Colorado—COVID-19 as Occupational Disease
On May 2, 2024, the Court of Appeals of Colorado, in
Life Care Centers of America v. Industrial Claims Appeals Office, ruled as a matter of first impression that COVID-19 can be considered an occupational disease under the state Workers’ Compensation Act.
In this case, an employee who worked at a skilled nursing facility died after contracting COVID-19 in May 2020, at a time when the facility was experiencing a COVID-19 outbreak. The employee’s surviving spouse filed a workers compensation (WC) claim and the administrative law judge (ALJ) awarded benefits reasoning that the employee suffered a compensable occupational disease causally related to the employment.
On review, the appellate court considered Colorado statute 8-40-201, which provides the definition for occupational disease under WC. The court found that based on the definition, a claimant must establish a reasonable causal connection between contraction of the disease and the employment, and that it is sufficient that the claimant presents facts and circumstances indicating a reasonable probability that his disease was proximately caused by the conditions of the employment. The court concluded that there was sufficient evidence presented that the employee contracted COVID-19 at work and affirmed the ALJ finding of compensability.

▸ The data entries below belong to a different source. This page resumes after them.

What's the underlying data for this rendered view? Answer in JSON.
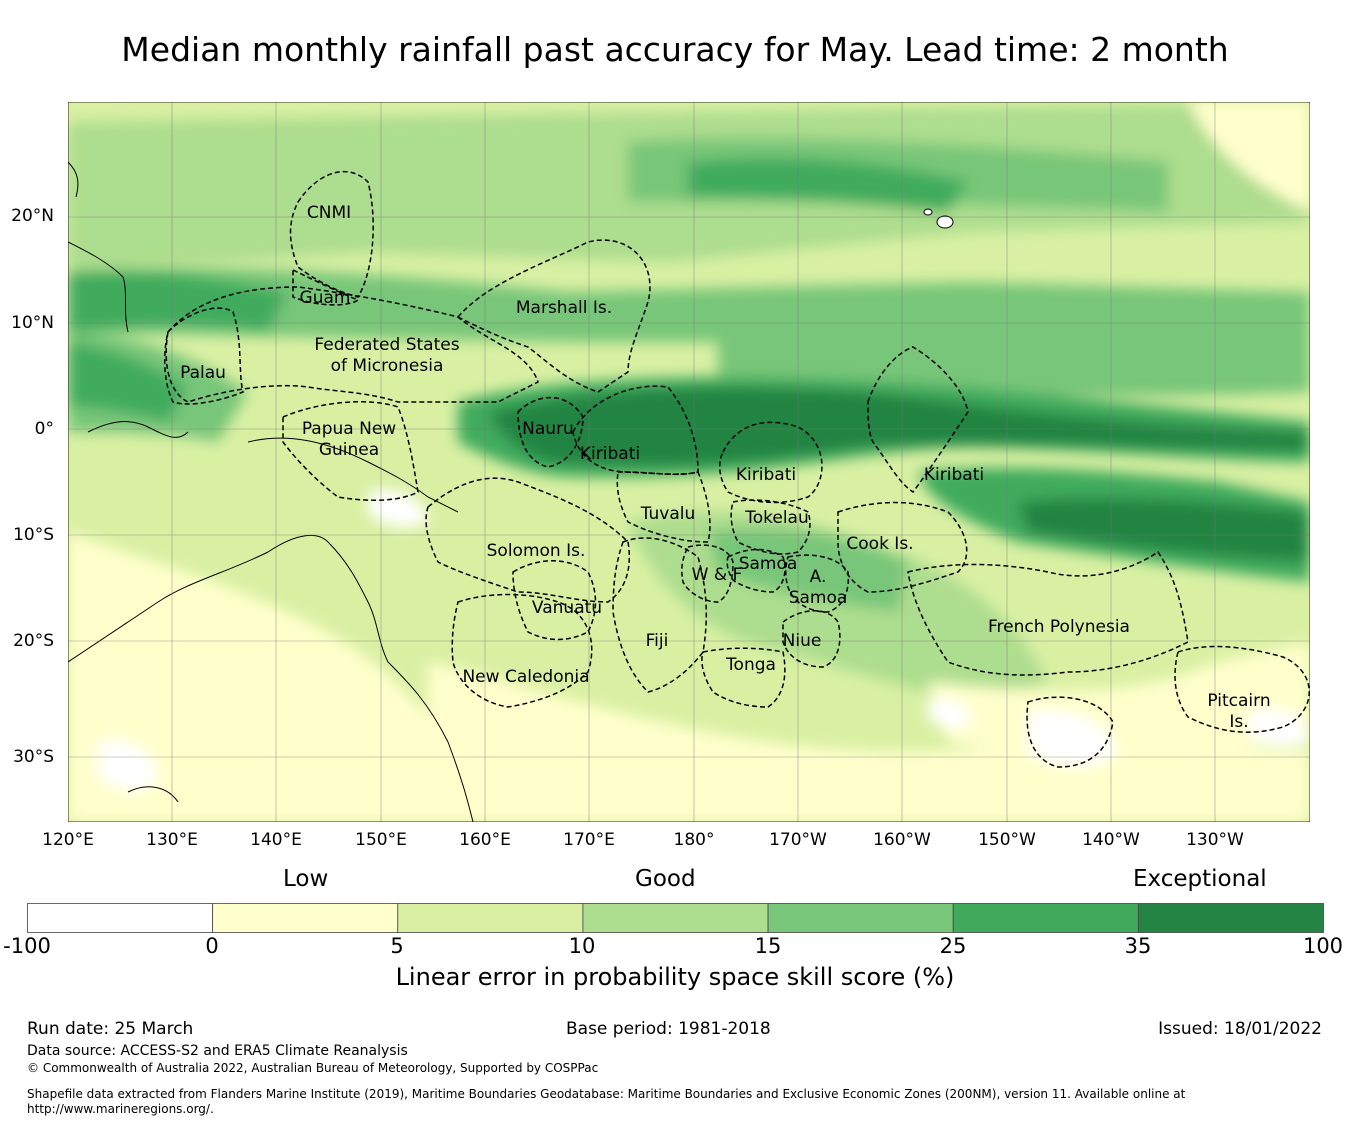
{
  "title": "Median monthly rainfall past accuracy for May. Lead time: 2 month",
  "map": {
    "lat_ticks": [
      "20°N",
      "10°N",
      "0°",
      "10°S",
      "20°S",
      "30°S"
    ],
    "lon_ticks": [
      "120°E",
      "130°E",
      "140°E",
      "150°E",
      "160°E",
      "170°E",
      "180°",
      "170°W",
      "160°W",
      "150°W",
      "140°W",
      "130°W"
    ],
    "regions": [
      [
        "CNMI"
      ],
      [
        "Guam"
      ],
      [
        "Marshall Is."
      ],
      [
        "Federated States",
        "of Micronesia"
      ],
      [
        "Palau"
      ],
      [
        "Papua New",
        "Guinea"
      ],
      [
        "Nauru"
      ],
      [
        "Kiribati"
      ],
      [
        "Kiribati"
      ],
      [
        "Kiribati"
      ],
      [
        "Tuvalu"
      ],
      [
        "Tokelau"
      ],
      [
        "Solomon Is."
      ],
      [
        "Cook Is."
      ],
      [
        "Samoa"
      ],
      [
        "W & F"
      ],
      [
        "A.",
        "Samoa"
      ],
      [
        "Vanuatu"
      ],
      [
        "French Polynesia"
      ],
      [
        "Fiji"
      ],
      [
        "Niue"
      ],
      [
        "Tonga"
      ],
      [
        "New Caledonia"
      ],
      [
        "Pitcairn",
        "Is."
      ]
    ]
  },
  "legend": {
    "categories": [
      "Low",
      "Good",
      "Exceptional"
    ],
    "ticks": [
      "-100",
      "0",
      "5",
      "10",
      "15",
      "25",
      "35",
      "100"
    ],
    "colors": [
      "#ffffff",
      "#ffffcc",
      "#d9f0a3",
      "#addd8e",
      "#78c679",
      "#41ab5d",
      "#238443"
    ],
    "title": "Linear error in probability space skill score (%)"
  },
  "footer": {
    "run_date": "Run date: 25 March",
    "base_period": "Base period: 1981-2018",
    "issued": "Issued: 18/01/2022",
    "data_source": "Data source: ACCESS-S2 and ERA5 Climate Reanalysis",
    "copyright": "© Commonwealth of Australia 2022, Australian Bureau of Meteorology, Supported by COSPPac",
    "shapefile_line1": "Shapefile data extracted from Flanders Marine Institute (2019), Maritime Boundaries Geodatabase: Maritime Boundaries and Exclusive Economic Zones (200NM), version 11. Available online at",
    "shapefile_line2": "http://www.marineregions.org/."
  }
}
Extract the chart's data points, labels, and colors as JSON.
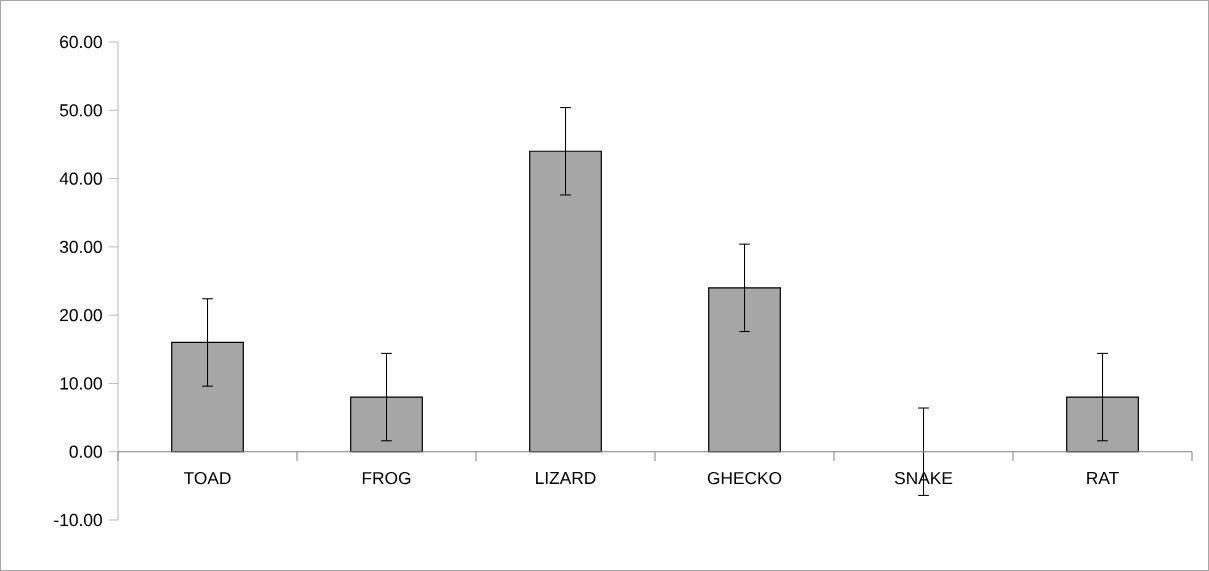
{
  "chart_data": {
    "type": "bar",
    "categories": [
      "TOAD",
      "FROG",
      "LIZARD",
      "GHECKO",
      "SNAKE",
      "RAT"
    ],
    "values": [
      16,
      8,
      44,
      24,
      0,
      8
    ],
    "errors": [
      6.4,
      6.4,
      6.4,
      6.4,
      6.4,
      6.4
    ],
    "color": "#a6a6a6",
    "ylim": [
      -10,
      60
    ],
    "yticks": [
      {
        "value": -10,
        "label": "-10.00"
      },
      {
        "value": 0,
        "label": "0.00"
      },
      {
        "value": 10,
        "label": "10.00"
      },
      {
        "value": 20,
        "label": "20.00"
      },
      {
        "value": 30,
        "label": "30.00"
      },
      {
        "value": 40,
        "label": "40.00"
      },
      {
        "value": 50,
        "label": "50.00"
      },
      {
        "value": 60,
        "label": "60.00"
      }
    ],
    "grid": false
  }
}
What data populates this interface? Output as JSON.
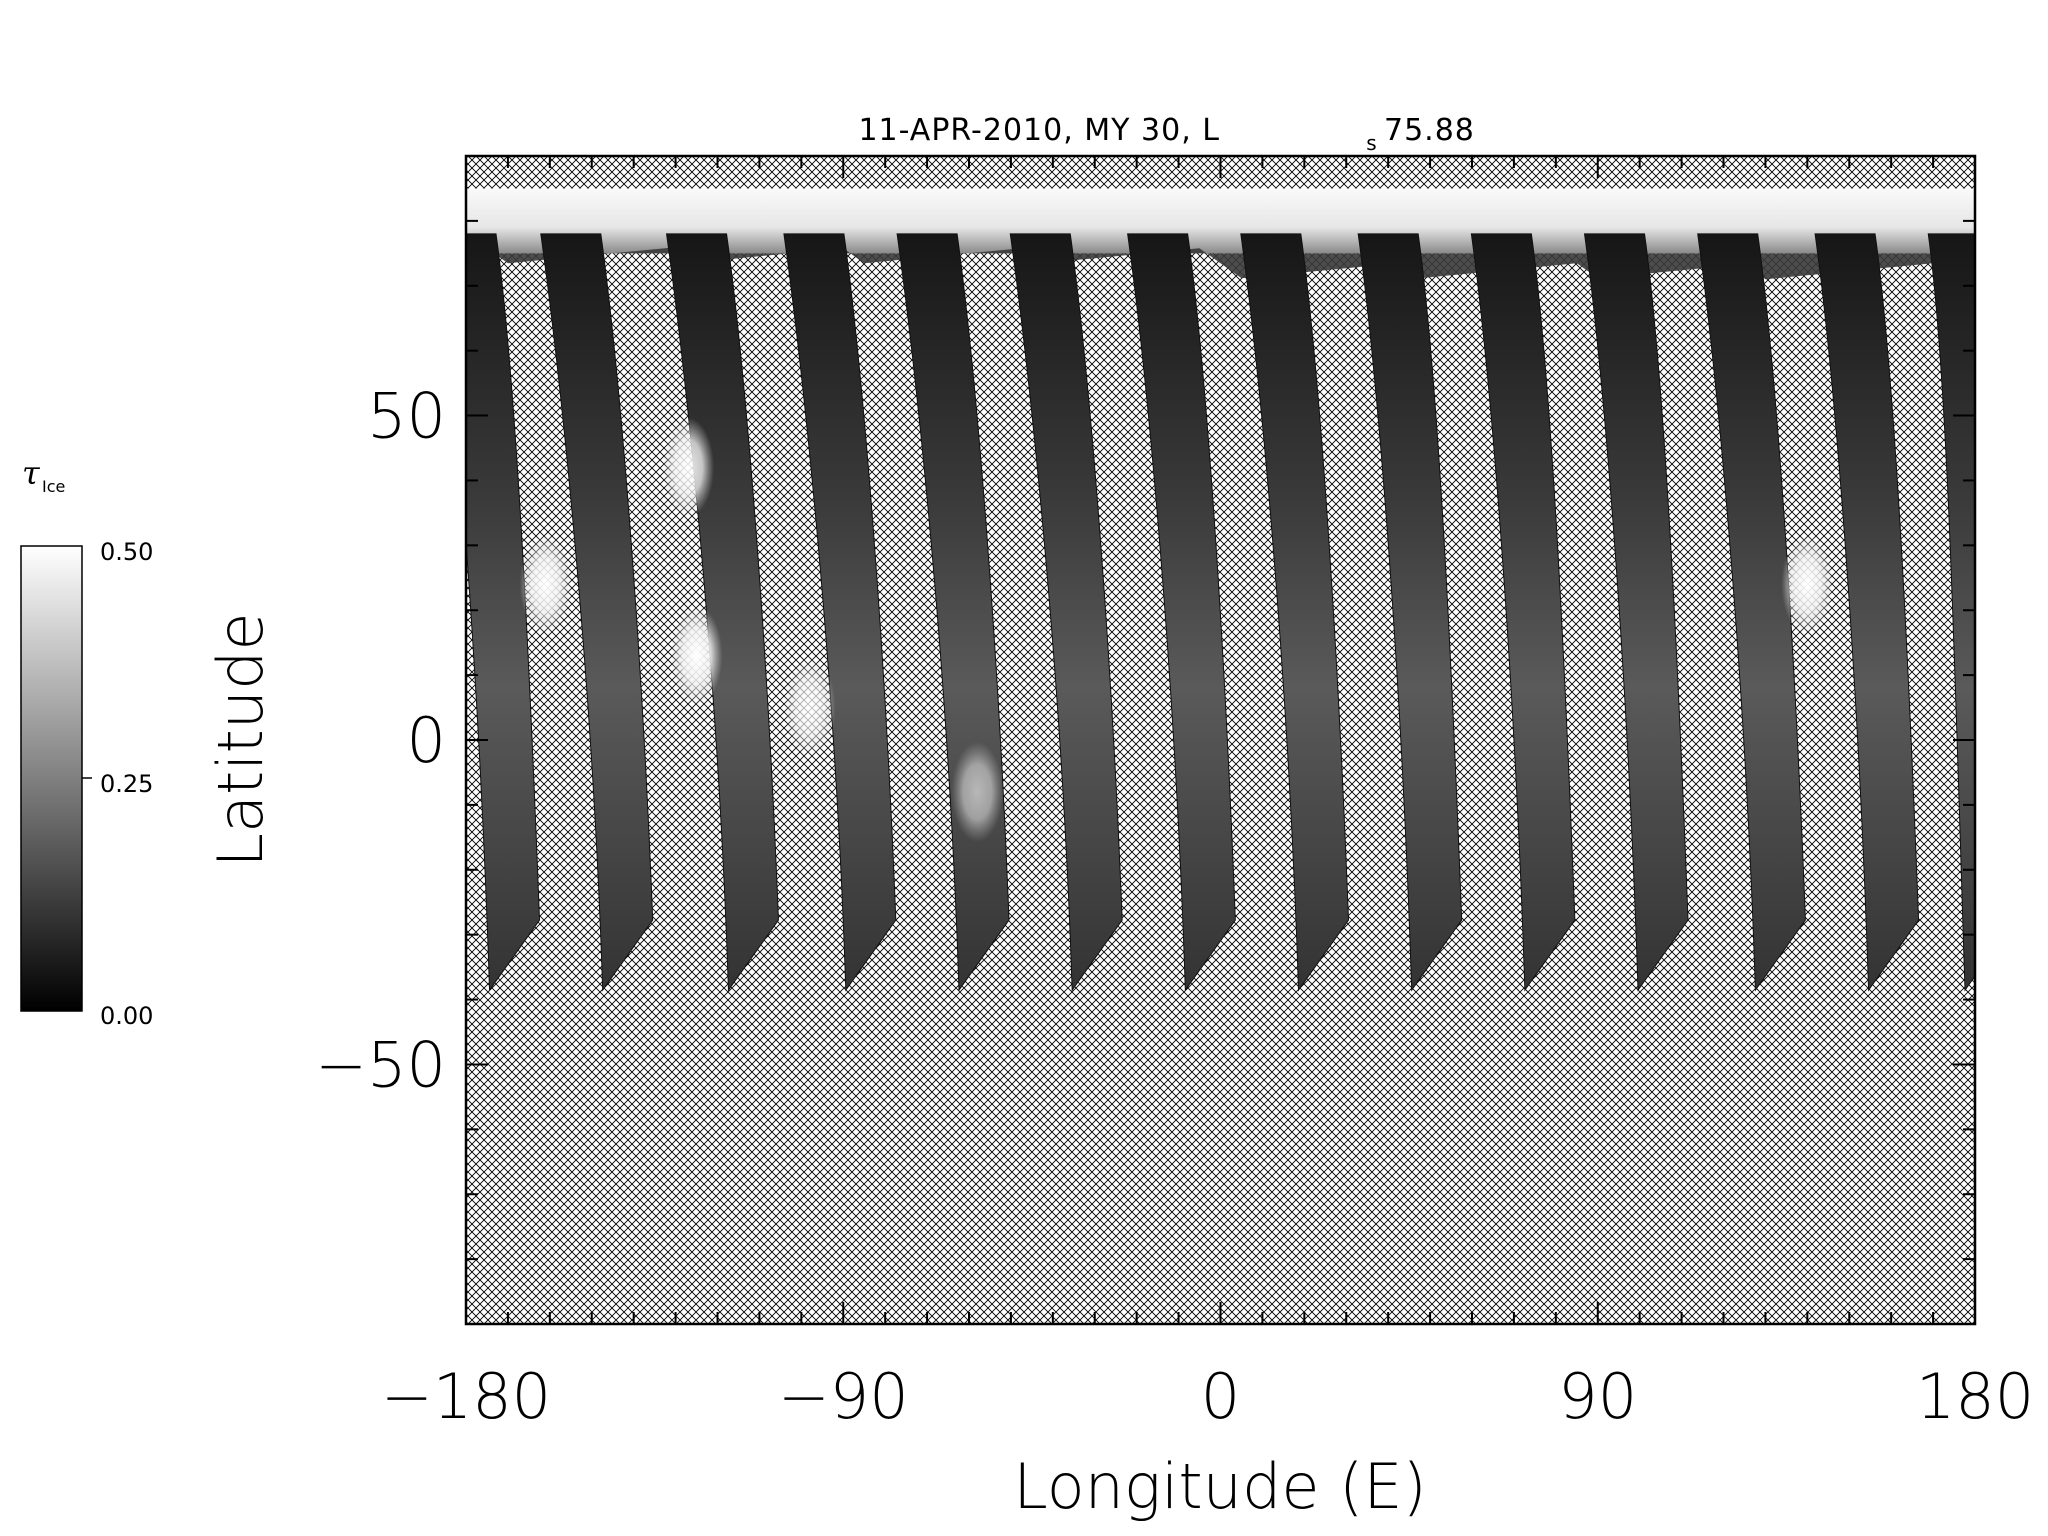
{
  "chart_data": {
    "type": "heatmap",
    "title": {
      "prefix": "11-APR-2010, MY 30,  L",
      "subscript": "s",
      "suffix": " 75.88"
    },
    "xlabel": "Longitude (E)",
    "ylabel": "Latitude",
    "xlim": [
      -180,
      180
    ],
    "ylim": [
      -90,
      90
    ],
    "x_ticks": [
      -180,
      -90,
      0,
      90,
      180
    ],
    "x_tick_labels": [
      "−180",
      "−90",
      "0",
      "90",
      "180"
    ],
    "x_minor_step": 10,
    "y_ticks": [
      -50,
      0,
      50
    ],
    "y_tick_labels": [
      "−50",
      "0",
      "50"
    ],
    "y_minor_step": 10,
    "colorbar": {
      "symbol": "τ",
      "subscript": "Ice",
      "min_label": "0.00",
      "mid_label": "0.25",
      "max_label": "0.50",
      "range": [
        0.0,
        0.5
      ]
    },
    "north_cap": {
      "lat_south_edge": 75,
      "lat_top": 85,
      "typical_value": 0.45
    },
    "swaths": [
      {
        "lon_north": -180,
        "lon_south": -172,
        "lat_north": 62,
        "lat_south": -37
      },
      {
        "lon_north": -155,
        "lon_south": -145,
        "lat_north": 62,
        "lat_south": -37
      },
      {
        "lon_north": -125,
        "lon_south": -115,
        "lat_north": 62,
        "lat_south": -37
      },
      {
        "lon_north": -97,
        "lon_south": -87,
        "lat_north": 62,
        "lat_south": -37
      },
      {
        "lon_north": -70,
        "lon_south": -60,
        "lat_north": 62,
        "lat_south": -37
      },
      {
        "lon_north": -43,
        "lon_south": -33,
        "lat_north": 62,
        "lat_south": -37
      },
      {
        "lon_north": -15,
        "lon_south": -6,
        "lat_north": 62,
        "lat_south": -37
      },
      {
        "lon_north": 12,
        "lon_south": 21,
        "lat_north": 62,
        "lat_south": -37
      },
      {
        "lon_north": 40,
        "lon_south": 48,
        "lat_north": 62,
        "lat_south": -37
      },
      {
        "lon_north": 67,
        "lon_south": 75,
        "lat_north": 62,
        "lat_south": -37
      },
      {
        "lon_north": 94,
        "lon_south": 102,
        "lat_north": 62,
        "lat_south": -37
      },
      {
        "lon_north": 121,
        "lon_south": 130,
        "lat_north": 62,
        "lat_south": -37
      },
      {
        "lon_north": 149,
        "lon_south": 157,
        "lat_north": 62,
        "lat_south": -37
      },
      {
        "lon_north": 176,
        "lon_south": 180,
        "lat_north": 62,
        "lat_south": -37
      }
    ],
    "bright_clouds": [
      {
        "lon": -161,
        "lat": 24,
        "value": 0.48
      },
      {
        "lon": -127,
        "lat": 42,
        "value": 0.45
      },
      {
        "lon": -125,
        "lat": 13,
        "value": 0.5
      },
      {
        "lon": -98,
        "lat": 5,
        "value": 0.38
      },
      {
        "lon": 140,
        "lat": 24,
        "value": 0.48
      },
      {
        "lon": -58,
        "lat": -8,
        "value": 0.3
      }
    ],
    "missing_data_pattern": "crosshatch"
  }
}
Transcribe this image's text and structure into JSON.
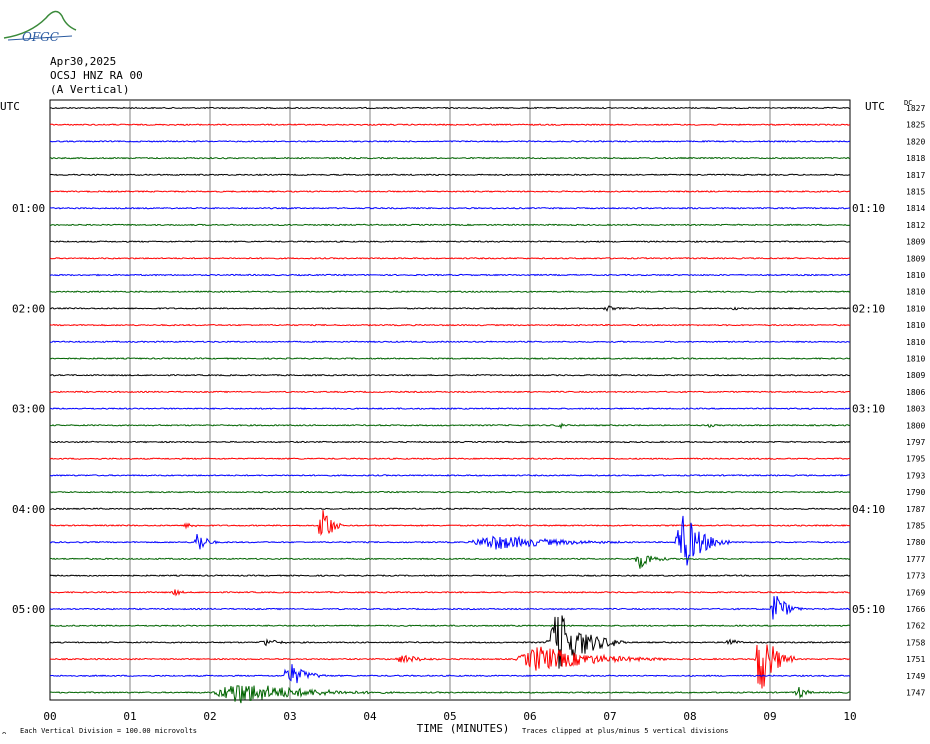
{
  "header": {
    "logo_text": "OFGC",
    "date": "Apr30,2025",
    "station": "OCSJ HNZ RA 00",
    "component": "(A Vertical)"
  },
  "chart_data": {
    "type": "line",
    "left_axis_label": "UTC",
    "right_axis_label": "UTC",
    "dc_label": "DC",
    "xlabel": "TIME (MINUTES)",
    "xlim": [
      0,
      10
    ],
    "x_tick_labels": [
      "00",
      "01",
      "02",
      "03",
      "04",
      "05",
      "06",
      "07",
      "08",
      "09",
      "10"
    ],
    "trace_colors": [
      "#000000",
      "#ff0000",
      "#0000ff",
      "#006400"
    ],
    "left_time_labels": [
      {
        "trace": 6,
        "text": "01:00"
      },
      {
        "trace": 12,
        "text": "02:00"
      },
      {
        "trace": 18,
        "text": "03:00"
      },
      {
        "trace": 24,
        "text": "04:00"
      },
      {
        "trace": 30,
        "text": "05:00"
      }
    ],
    "right_time_labels": [
      {
        "trace": 6,
        "text": "01:10"
      },
      {
        "trace": 12,
        "text": "02:10"
      },
      {
        "trace": 18,
        "text": "03:10"
      },
      {
        "trace": 24,
        "text": "04:10"
      },
      {
        "trace": 30,
        "text": "05:10"
      }
    ],
    "dc_values": [
      "1827",
      "1825",
      "1820",
      "1818",
      "1817",
      "1815",
      "1814",
      "1812",
      "1809",
      "1809",
      "1810",
      "1810",
      "1810",
      "1810",
      "1810",
      "1810",
      "1809",
      "1806",
      "1803",
      "1800",
      "1797",
      "1795",
      "1793",
      "1790",
      "1787",
      "1785",
      "1780",
      "1777",
      "1773",
      "1769",
      "1766",
      "1762",
      "1758",
      "1751",
      "1749",
      "1747"
    ],
    "events": [
      {
        "trace": 12,
        "start": 6.9,
        "end": 7.3,
        "amp": 3
      },
      {
        "trace": 12,
        "start": 8.5,
        "end": 8.8,
        "amp": 2
      },
      {
        "trace": 19,
        "start": 6.3,
        "end": 6.7,
        "amp": 3
      },
      {
        "trace": 19,
        "start": 8.2,
        "end": 8.5,
        "amp": 2
      },
      {
        "trace": 25,
        "start": 1.65,
        "end": 2.05,
        "amp": 3
      },
      {
        "trace": 25,
        "start": 3.35,
        "end": 3.65,
        "amp": 30
      },
      {
        "trace": 26,
        "start": 1.8,
        "end": 2.1,
        "amp": 14
      },
      {
        "trace": 26,
        "start": 5.2,
        "end": 7.5,
        "amp": 8
      },
      {
        "trace": 26,
        "start": 7.8,
        "end": 8.5,
        "amp": 32
      },
      {
        "trace": 27,
        "start": 7.3,
        "end": 7.8,
        "amp": 10
      },
      {
        "trace": 29,
        "start": 1.5,
        "end": 1.8,
        "amp": 4
      },
      {
        "trace": 30,
        "start": 9.0,
        "end": 9.4,
        "amp": 20
      },
      {
        "trace": 32,
        "start": 2.6,
        "end": 3.2,
        "amp": 4
      },
      {
        "trace": 32,
        "start": 6.2,
        "end": 7.2,
        "amp": 34
      },
      {
        "trace": 32,
        "start": 8.4,
        "end": 8.8,
        "amp": 5
      },
      {
        "trace": 33,
        "start": 4.3,
        "end": 5.0,
        "amp": 5
      },
      {
        "trace": 33,
        "start": 5.8,
        "end": 7.8,
        "amp": 14
      },
      {
        "trace": 33,
        "start": 8.8,
        "end": 9.3,
        "amp": 40
      },
      {
        "trace": 34,
        "start": 2.9,
        "end": 3.5,
        "amp": 14
      },
      {
        "trace": 35,
        "start": 2.0,
        "end": 4.3,
        "amp": 12
      },
      {
        "trace": 35,
        "start": 9.3,
        "end": 9.6,
        "amp": 8
      }
    ],
    "footer_left_mark": "ᴖ",
    "footer_left": "Each Vertical Division =  100.00 microvolts",
    "footer_right": "Traces clipped at plus/minus 5 vertical divisions"
  }
}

Nebraska—COVID-19 as an Occupational Disease or Ordinary Disease of Life
On April 19, 2024, the Supreme Court of Nebraska, in
Thiele v. Select Medical Corporation, held that to determine whether a workers compensation (WC) claimant’s COVID-19 infection is a noncompensable ordinary disease of life or a compensable occupational disease, courts must look at the prevalence of the disease at the
time of infection.
In this case, an employee petitioned for WC benefits alleging that her contraction of COVID-19 in March 2020 was compensable as an occupational disease that arose out of her employment as a nurse. The Workers Compensation Court dismissed the case on the basis that, at the time of the hearing in 2022, COVID-19 was an ordinary disease of life and thus not compensable as an occupational disease.
On review, the Nebraska Supreme Court noted that Nebraska statute 48-151(3) excludes from the definition of occupational disease all ordinary diseases of life to which the general public is exposed. Nonetheless, the court reasoned, although the same diagnosis is also common in the community, a work-related injury may be a compensable occupational disease because the employment has characteristics that greatly raise the worker’s risk, and the injury suffered by the worker is the natural result of that risk. The court also noted that the law permits a WC award for occupational disease due to a period of brief exposure. Therefore, the court said, the issue of compensability, including whether the disease is an ordinary disease of life, should be judged at the period of exposure and not years later.
With that, the court concluded that the Workers Compensation Court erred when it found that the nurse’s WC claim was not compensable on the basis that COVID-19 was an ordinary disease of life at the time of the hearing in 2022. However, the court found that the record in the case contained genuine issues of fact as to whether, at the time of the nurse’s infection in 2020, COVID-19 was a compensable occupational disease or a noncompensable disease of ordinary life.
West Virginia—Apportionment of Disability Awards
On April 22, 2024, the Supreme Court of Appeals of West Virginia, in
Duff v. Kanawha County Commission, clarified that employers bear the burden of proof when seeking to apportion disability awards in workers compensation (WC).
In this case, an employee was evaluated as having a 25% whole person impairment. The lower courts, applying West Virginia statute 23-4-9b, granted a 13% permanent partial disability (PPD) award due to the employee’s preexisting conditions. West Virginia statute 23-4-9b provides that when an employee has a
definitely ascertainable impairment resulting from an occupational or a nonoccupational injury, and thereafter suffers a compensable injury, the prior injury shall not be taken into account when fixing the amount of compensation.
On appeal, the supreme court reasoned that while proof of a preexisting condition is necessary to apportionment, it is not itself sufficient, as the statute requires proof of the degree of “a definitely ascertainable impairment.” The court found that pursuant to the language of the statute, the employer has the burden of proving that apportionment is warranted by showing that the claimant “has a definitely ascertainable impairment resulting from” a preexisting condition. According to the court, this requires the employer to prove that the preexisting condition contributed to the claimant’s overall impairment after the compensable injury, and the degree of impairment attributable to the claimant’s preexisting condition.
With this decision, the court reversed rulings by the Intermediate Court of Appeals and the Workers’ Compensation Board of Review and ordered a 25% PPD award as the employer failed to carry the burden necessary for apportionment.